Don’t Just Teach, Help Kids Learn

November 13, 2012

Mid-Week Links

Petrina and her parents

It’s all about unschooling and homeschooling this week.

Malaysian homeschooler, 17-year-old Petrina Phua, writes about her homeschooling experience and what it was like to transition to taking the IGCSE exams. She went on to score straight As for all her eight subjects. “I remember that there were days when I would do nothing but music. There were times when I would draw a lot and also, times when my brothers and I played a lot,” she said.

A key to effective learning, say homeschooling parents, is to habitually focus on helping your child learn. This is because there is a world of difference between the act of teaching a child and the act of assisting his learning process.

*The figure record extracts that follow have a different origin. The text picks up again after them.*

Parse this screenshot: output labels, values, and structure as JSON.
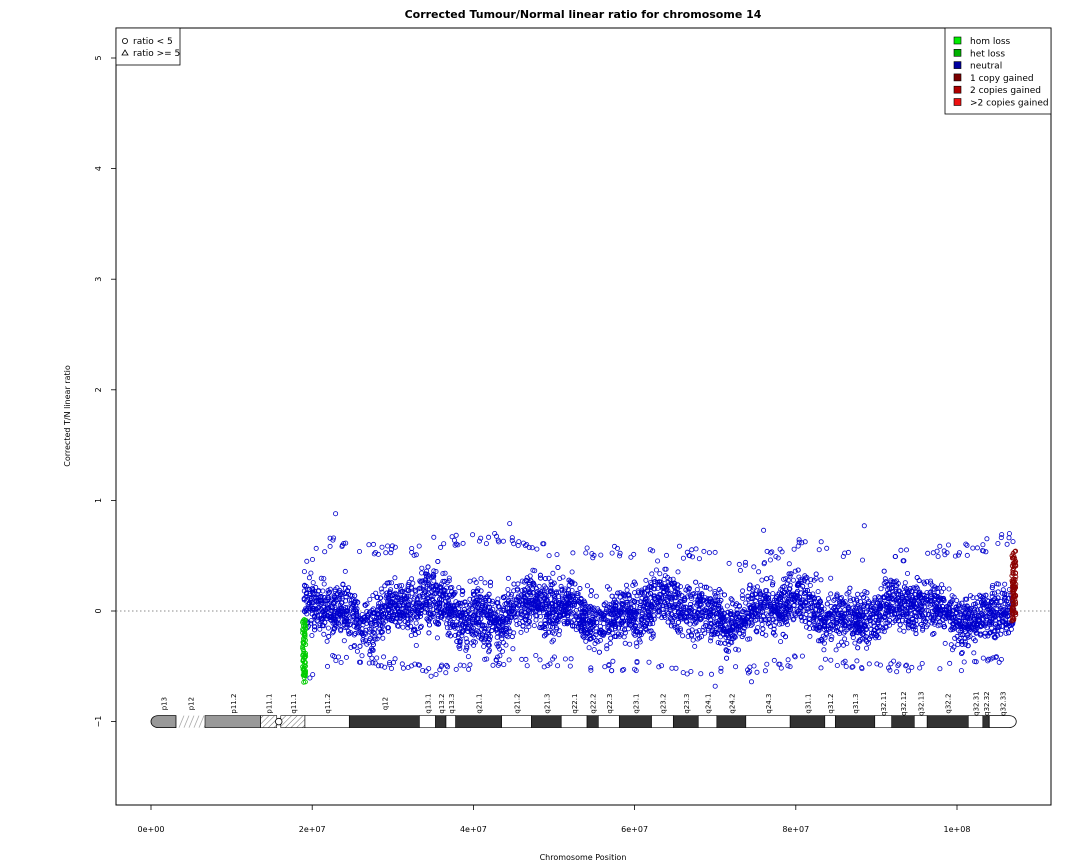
{
  "chart_data": {
    "type": "scatter",
    "title": "Corrected Tumour/Normal linear ratio for chromosome  14",
    "xlabel": "Chromosome Position",
    "ylabel": "Corrected T/N linear ratio",
    "xlim": [
      -4300000,
      111500000
    ],
    "ylim": [
      -1.8,
      5.3
    ],
    "x_ticks": [
      {
        "value": 0,
        "label": "0e+00"
      },
      {
        "value": 20000000,
        "label": "2e+07"
      },
      {
        "value": 40000000,
        "label": "4e+07"
      },
      {
        "value": 60000000,
        "label": "6e+07"
      },
      {
        "value": 80000000,
        "label": "8e+07"
      },
      {
        "value": 100000000,
        "label": "1e+08"
      }
    ],
    "y_ticks": [
      {
        "value": -1,
        "label": "−1"
      },
      {
        "value": 0,
        "label": "0"
      },
      {
        "value": 1,
        "label": "1"
      },
      {
        "value": 2,
        "label": "2"
      },
      {
        "value": 3,
        "label": "3"
      },
      {
        "value": 4,
        "label": "4"
      },
      {
        "value": 5,
        "label": "5"
      }
    ],
    "reference_line": 0,
    "shape_legend": {
      "position": "top-left",
      "items": [
        {
          "shape": "circle",
          "label": "ratio < 5"
        },
        {
          "shape": "triangle",
          "label": "ratio >= 5"
        }
      ]
    },
    "color_legend": {
      "position": "top-right",
      "items": [
        {
          "label": "hom loss",
          "color": "#00ee00"
        },
        {
          "label": "het loss",
          "color": "#00b000"
        },
        {
          "label": "neutral",
          "color": "#0000a0"
        },
        {
          "label": "1 copy gained",
          "color": "#7a0000"
        },
        {
          "label": "2 copies gained",
          "color": "#b00000"
        },
        {
          "label": ">2 copies gained",
          "color": "#ee1111"
        }
      ]
    },
    "series": [
      {
        "name": "neutral",
        "color": "#0000cc",
        "x_range": [
          19000000,
          107000000
        ],
        "profile": [
          {
            "x": 19000000,
            "lo": -0.55,
            "hi": 0.35
          },
          {
            "x": 22000000,
            "lo": -0.4,
            "hi": 0.55
          },
          {
            "x": 28000000,
            "lo": -0.4,
            "hi": 0.5
          },
          {
            "x": 32000000,
            "lo": -0.45,
            "hi": 0.45
          },
          {
            "x": 35000000,
            "lo": -0.5,
            "hi": 0.55
          },
          {
            "x": 42000000,
            "lo": -0.4,
            "hi": 0.6
          },
          {
            "x": 48000000,
            "lo": -0.4,
            "hi": 0.5
          },
          {
            "x": 55000000,
            "lo": -0.45,
            "hi": 0.45
          },
          {
            "x": 62000000,
            "lo": -0.45,
            "hi": 0.5
          },
          {
            "x": 68000000,
            "lo": -0.5,
            "hi": 0.45
          },
          {
            "x": 74000000,
            "lo": -0.5,
            "hi": 0.35
          },
          {
            "x": 80000000,
            "lo": -0.4,
            "hi": 0.55
          },
          {
            "x": 88000000,
            "lo": -0.45,
            "hi": 0.45
          },
          {
            "x": 95000000,
            "lo": -0.45,
            "hi": 0.45
          },
          {
            "x": 102000000,
            "lo": -0.45,
            "hi": 0.5
          },
          {
            "x": 107000000,
            "lo": -0.35,
            "hi": 0.6
          }
        ],
        "outliers": [
          {
            "x": 22900000,
            "y": 0.88
          },
          {
            "x": 44500000,
            "y": 0.79
          },
          {
            "x": 76000000,
            "y": 0.73
          },
          {
            "x": 88500000,
            "y": 0.77
          },
          {
            "x": 70000000,
            "y": -0.68
          },
          {
            "x": 74500000,
            "y": -0.64
          },
          {
            "x": 106500000,
            "y": 0.7
          }
        ]
      },
      {
        "name": "het loss",
        "color": "#00cc00",
        "x_range": [
          18800000,
          19200000
        ],
        "y_range": [
          -0.65,
          -0.05
        ]
      },
      {
        "name": "1 copy gained",
        "color": "#8b0000",
        "x_range": [
          106800000,
          107300000
        ],
        "y_range": [
          -0.1,
          0.55
        ]
      }
    ],
    "ideogram": {
      "y": -1,
      "bands": [
        {
          "name": "p13",
          "start": 0,
          "end": 3100000,
          "stain": "gvar"
        },
        {
          "name": "p12",
          "start": 3100000,
          "end": 6700000,
          "stain": "stalk"
        },
        {
          "name": "p11.2",
          "start": 6700000,
          "end": 13600000,
          "stain": "gvar"
        },
        {
          "name": "p11.1",
          "start": 13600000,
          "end": 15600000,
          "stain": "hatch"
        },
        {
          "name": "q11.1",
          "start": 16100000,
          "end": 19100000,
          "stain": "hatch"
        },
        {
          "name": "q11.2",
          "start": 19100000,
          "end": 24600000,
          "stain": "gneg"
        },
        {
          "name": "q12",
          "start": 24600000,
          "end": 33300000,
          "stain": "gpos"
        },
        {
          "name": "q13.1",
          "start": 33300000,
          "end": 35300000,
          "stain": "gneg"
        },
        {
          "name": "q13.2",
          "start": 35300000,
          "end": 36600000,
          "stain": "gpos"
        },
        {
          "name": "q13.3",
          "start": 36600000,
          "end": 37800000,
          "stain": "gneg"
        },
        {
          "name": "q21.1",
          "start": 37800000,
          "end": 43500000,
          "stain": "gpos"
        },
        {
          "name": "q21.2",
          "start": 43500000,
          "end": 47200000,
          "stain": "gneg"
        },
        {
          "name": "q21.3",
          "start": 47200000,
          "end": 50900000,
          "stain": "gpos"
        },
        {
          "name": "q22.1",
          "start": 50900000,
          "end": 54100000,
          "stain": "gneg"
        },
        {
          "name": "q22.2",
          "start": 54100000,
          "end": 55500000,
          "stain": "gpos"
        },
        {
          "name": "q22.3",
          "start": 55500000,
          "end": 58100000,
          "stain": "gneg"
        },
        {
          "name": "q23.1",
          "start": 58100000,
          "end": 62100000,
          "stain": "gpos"
        },
        {
          "name": "q23.2",
          "start": 62100000,
          "end": 64800000,
          "stain": "gneg"
        },
        {
          "name": "q23.3",
          "start": 64800000,
          "end": 67900000,
          "stain": "gpos"
        },
        {
          "name": "q24.1",
          "start": 67900000,
          "end": 70200000,
          "stain": "gneg"
        },
        {
          "name": "q24.2",
          "start": 70200000,
          "end": 73800000,
          "stain": "gpos"
        },
        {
          "name": "q24.3",
          "start": 73800000,
          "end": 79300000,
          "stain": "gneg"
        },
        {
          "name": "q31.1",
          "start": 79300000,
          "end": 83600000,
          "stain": "gpos"
        },
        {
          "name": "q31.2",
          "start": 83600000,
          "end": 84900000,
          "stain": "gneg"
        },
        {
          "name": "q31.3",
          "start": 84900000,
          "end": 89800000,
          "stain": "gpos"
        },
        {
          "name": "q32.11",
          "start": 89800000,
          "end": 91900000,
          "stain": "gneg"
        },
        {
          "name": "q32.12",
          "start": 91900000,
          "end": 94700000,
          "stain": "gpos"
        },
        {
          "name": "q32.13",
          "start": 94700000,
          "end": 96300000,
          "stain": "gneg"
        },
        {
          "name": "q32.2",
          "start": 96300000,
          "end": 101400000,
          "stain": "gpos"
        },
        {
          "name": "q32.31",
          "start": 101400000,
          "end": 103200000,
          "stain": "gneg"
        },
        {
          "name": "q32.32",
          "start": 103200000,
          "end": 104000000,
          "stain": "gpos"
        },
        {
          "name": "q32.33",
          "start": 104000000,
          "end": 107349540,
          "stain": "gneg"
        }
      ]
    }
  }
}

Dale Stephens founded the UnCollege website in 2011 because he believed that we were paying too much for education and learning too little. College, he says, is NOT the only path to success. In this letter to parents, Dale’s mother talks about the challenges and the joys of unschooling.

A survey by Scholastic and the Gates Foundation found that only seven per cent of educators in the US saw standardised tests as essential. 62 percent believed that formative assessments—quizzes, tests, observations, summaries, and reviews that give students feedback and help teachers hone their classroom instruction—are essential to student achievement.

An English-language teacher in New York writes an apology to her Grade 8 students for a pointless test they were made to sit. “What I learned is that the test is also criminal,” she said. “Because what I hadn’t known—this is my first time grading this exam—was that it doesn’t matter how well you write, or what you think. All that matters, it turns out, is that you cite two facts from the reading material in every answer.”

Detractors of homeschooling proliferate. In this article, the writer worries about “the very real potential for educational neglect among some home-schooling families”. However, a blogger she quoted, not altogether accurately, felt compelled to post a clarification.

Sir Ken Robinson makes the case, at a TED conference, for a radical shift from standardised schools to personalised learning—creating conditions where children’s natural talents can flourish.